Taize Odelli
Quando pensamos em um livro clássico, a imagem de uma leitura densa e difícil é a primeira que temos. Pois assim é a maioria desses livros aclamados pela crítica e estudados na academia. São reflexos de uma época em que a fala era “mais difícil”, ou melhor, que era mais rebuscada e bem diferente da nossa atual língua, cheia de gírias e novas variações. E por isso consideramos sua leitura truncada, pois houve expressões que nunca ouvimos antes. Mas com Jack London não foi assim. Ao ter em mãos O Lobo do Mar, que recém ganhou edição de bolso da editora L&PM, me deparei com uma leitura fácil, rápida e prazerosa, uma história que se iguala à grandeza que é o oceano, cenário desse livro.
Escrito em 1904, O Lobo do Mar é narrado por Humphrey van Weyden, um conhecido crítico literário à deriva depois do naufrágio do vapor em que havia embarcado na cidade de São Francisco. Resgatado por uma escuna, conhece Wolf Larsen, o capitão do navio que se dirige ao Japão para a temporada de caça de focas. Diferente do que esperava, o capitão se recusa a deixá-lo voltar a São Francisco e o obriga a viajar junto com o Ghost rumo ao Japão, tendo que trabalhar no navio e aprender toda a arte da navegação. Mas o mais impressionante para Van Weyden nessa viagem não é o oceano e seus perigos, e sim o próprio capitão Wolf Larsen, um homem frio, duro, materialista e extremamente inteligente. Ele não acredita em religiões ou em eternidade, leitor de Charles Darwin, tem comportamento extremamente evolucionista, aquele em que o mais forte prevalece e vive.
Sua tripulação sofre com o trabalho pesado, espancamentos e humilhações dispensados por Wolf Larsen, mas ao mesmo tempo ele se mostra gentil e conversador com quem simpatiza. É por isso que Van Weyden tanto observa-o admirado e temeroso, pois a brutalidade que primeiramente viu no capitão esconde uma mente crítica e analítica, que gosta de filosofar, recitar poemas e trechos de livros e inclusive discutir literatura.
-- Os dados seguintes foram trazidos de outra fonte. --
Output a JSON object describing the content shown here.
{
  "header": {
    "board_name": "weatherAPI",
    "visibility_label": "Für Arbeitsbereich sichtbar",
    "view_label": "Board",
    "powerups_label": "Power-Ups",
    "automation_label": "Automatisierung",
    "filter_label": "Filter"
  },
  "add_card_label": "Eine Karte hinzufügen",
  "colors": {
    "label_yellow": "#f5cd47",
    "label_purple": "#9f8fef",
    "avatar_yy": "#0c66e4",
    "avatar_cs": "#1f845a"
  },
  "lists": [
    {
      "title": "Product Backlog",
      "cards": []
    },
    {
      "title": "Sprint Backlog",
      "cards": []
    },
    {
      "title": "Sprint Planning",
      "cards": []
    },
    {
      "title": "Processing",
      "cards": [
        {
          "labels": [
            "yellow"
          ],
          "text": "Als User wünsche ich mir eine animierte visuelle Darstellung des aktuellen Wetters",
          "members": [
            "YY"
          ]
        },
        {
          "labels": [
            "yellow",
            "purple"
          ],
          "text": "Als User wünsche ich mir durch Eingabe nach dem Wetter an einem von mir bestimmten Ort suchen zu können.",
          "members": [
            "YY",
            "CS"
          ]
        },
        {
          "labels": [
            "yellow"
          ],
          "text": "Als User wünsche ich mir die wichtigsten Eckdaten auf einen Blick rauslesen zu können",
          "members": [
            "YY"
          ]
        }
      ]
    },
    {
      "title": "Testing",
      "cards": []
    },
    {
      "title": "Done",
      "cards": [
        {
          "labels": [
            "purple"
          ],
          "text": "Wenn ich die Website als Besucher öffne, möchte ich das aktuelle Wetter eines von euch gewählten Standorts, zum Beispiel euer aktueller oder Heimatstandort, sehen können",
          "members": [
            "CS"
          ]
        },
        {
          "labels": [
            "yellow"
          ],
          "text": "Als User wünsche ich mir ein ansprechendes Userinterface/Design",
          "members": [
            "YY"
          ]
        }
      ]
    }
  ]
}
Jack London preenche muitas páginas com as conversas entre Wolf e Van Weyden, os questionamentos que ambos se fazem e tentam responder, e em meio a isso o narrador tenta sobreviver ao perigo dentro do Ghost, um lugar ocupado por homens hostis e em constante conflito.
Afora os termos de navegação que podem parecer incompreensíveis para o leitor sem intimidade com a prática, a leitura flui calma, sem maiores esforços, e espantosamente o leitor se vê virando as páginas assim como o protagonista vai ficando mais íntimo do mar. Ele percebe gradualmente esse crescimento de Van Weyden, de um homem preguiçoso a um trabalhador braçal, capaz de esforços imensos e realizações que nunca imaginaria fazer.
Mesmo quando o tom da história muda da sobrevivência no mar para a proteção de um amor, a história continua atraente e London sempre coloca Wolf Larsen como uma sombra que paira sobre o narrador frustrando as suas realizações. Ele é o enigma que o protagonista tenta entender, a pessoa que intriga também o leitor, que o atrai e atormenta também.
O Lobo do Mar contém tempestades em alto-mar, naufrágios, batalhas no oceano, lutas e tudo o que se deve esperar de uma história a bordo de uma grande embarcação. Os detalhes da navegação também estão lá para agradar àqueles que amam o mar e dele já são íntimos. Mas acima de tudo, é um clássico que – apesar de alguns erros de revisão dessa edição – vai ser lido com prazer.